Skip to content

vllm_omni.model_executor.models.mimo_audio.pipeline

MiMo Audio pipeline topology (frozen).

Stage 0: fused thinker+talker — multimodal understanding + text + RVQ codes. Stage 1: Code2Wav — RVQ codes → waveform.

MiMoAudioConfig inherits from Qwen2Config, so the HF model_type field reports qwen2 — the registry's model_type-based auto-detect can't disambiguate. hf_architectures lets StageConfigFactory fall back to matching hf_config.architectures instead.
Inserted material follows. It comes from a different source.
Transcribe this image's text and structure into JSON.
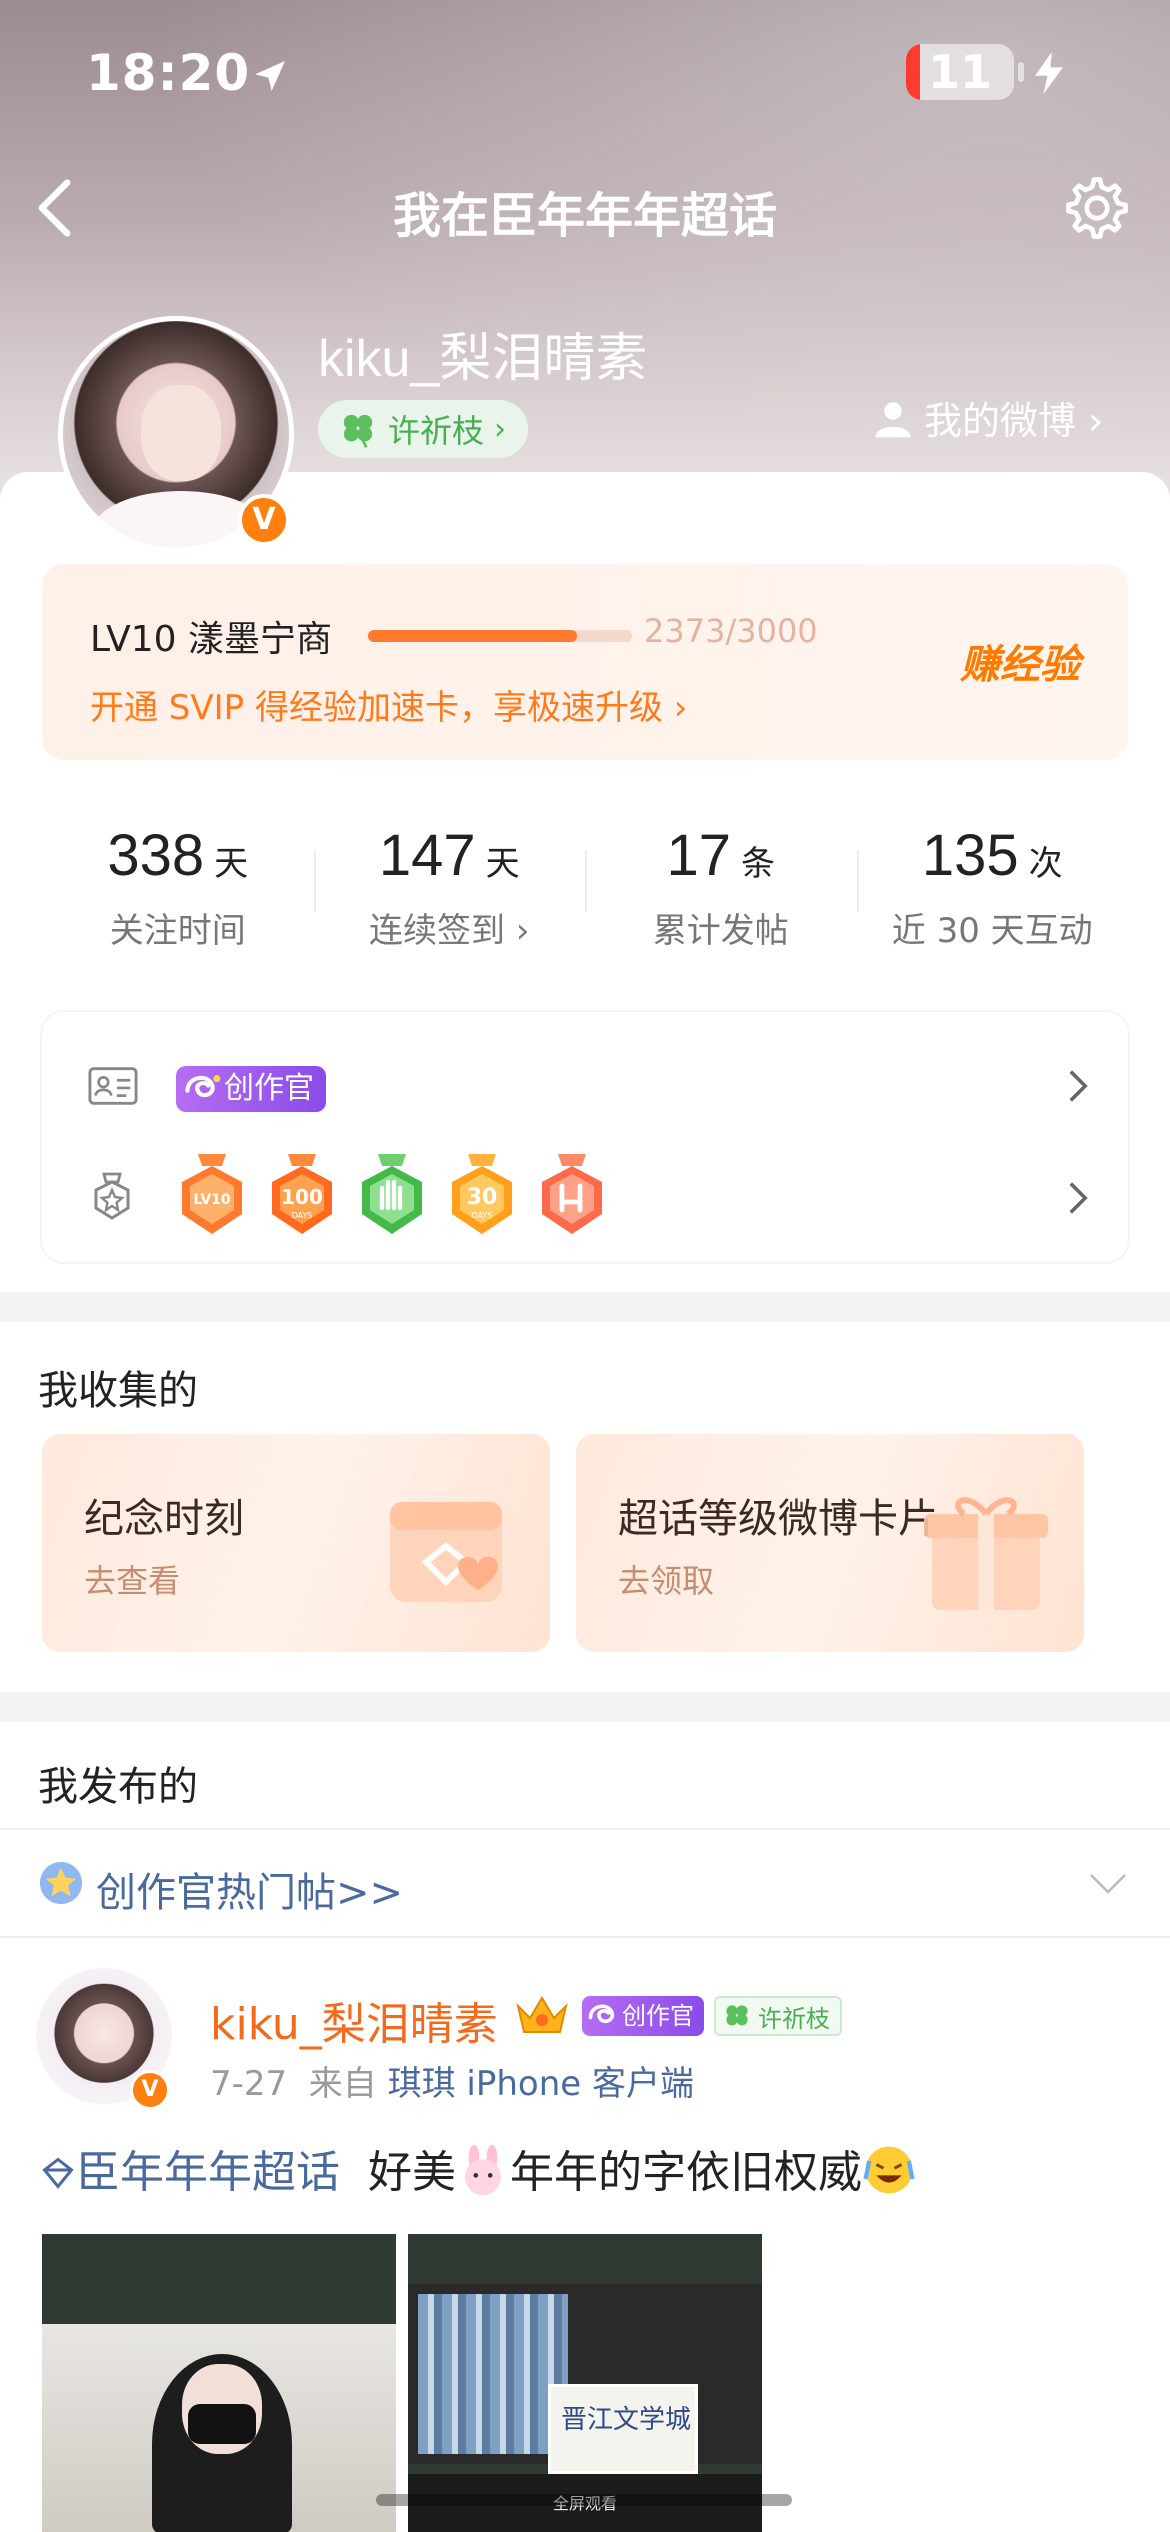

MIMO_AUDIO_PIPELINE module-attribute

MIMO_AUDIO_PIPELINE = PipelineConfig(
    model_type="mimo_audio",
    model_arch="MiMoAudioModel",
    hf_architectures=(
        "MiMoAudioModel",
        "MiMoV2ASRForCausalLM",
    ),
    stages=(
        StagePipelineConfig(
            stage_id=0,
            model_stage="fused_thinker_talker",
            execution_type=LLM_AR,
            input_sources=(),
            final_output=True,
            final_output_type="text",
            owns_tokenizer=True,
            engine_output_type="latent",
            async_chunk_process_next_stage_input_func=f"{_PROC}.llm2code2wav_async_chunk",
            custom_process_next_stage_input_func=f"{_PROC}.llm2code2wav_full_payload",
            sampling_constraints={
                "detokenize": True,
                "stop_token_ids": [
                    NO_INTERLEAVE_NEXT_TOKEN_ID,
                    _IM_END_TOKEN_ID,
                ],
            },
        ),
        StagePipelineConfig(
            stage_id=1,
            model_stage="code2wav",
            execution_type=LLM_GENERATION,
            input_sources=(0,),
            final_output=True,
            final_output_type="audio",
            engine_output_type="audio",
            custom_process_input_func=f"{_PROC}.llm2code2wav",
            sync_process_input_func=f"{_PROC}.llm2code2wav_token_only",
            sampling_constraints={"detokenize": False},
        ),
    ),
)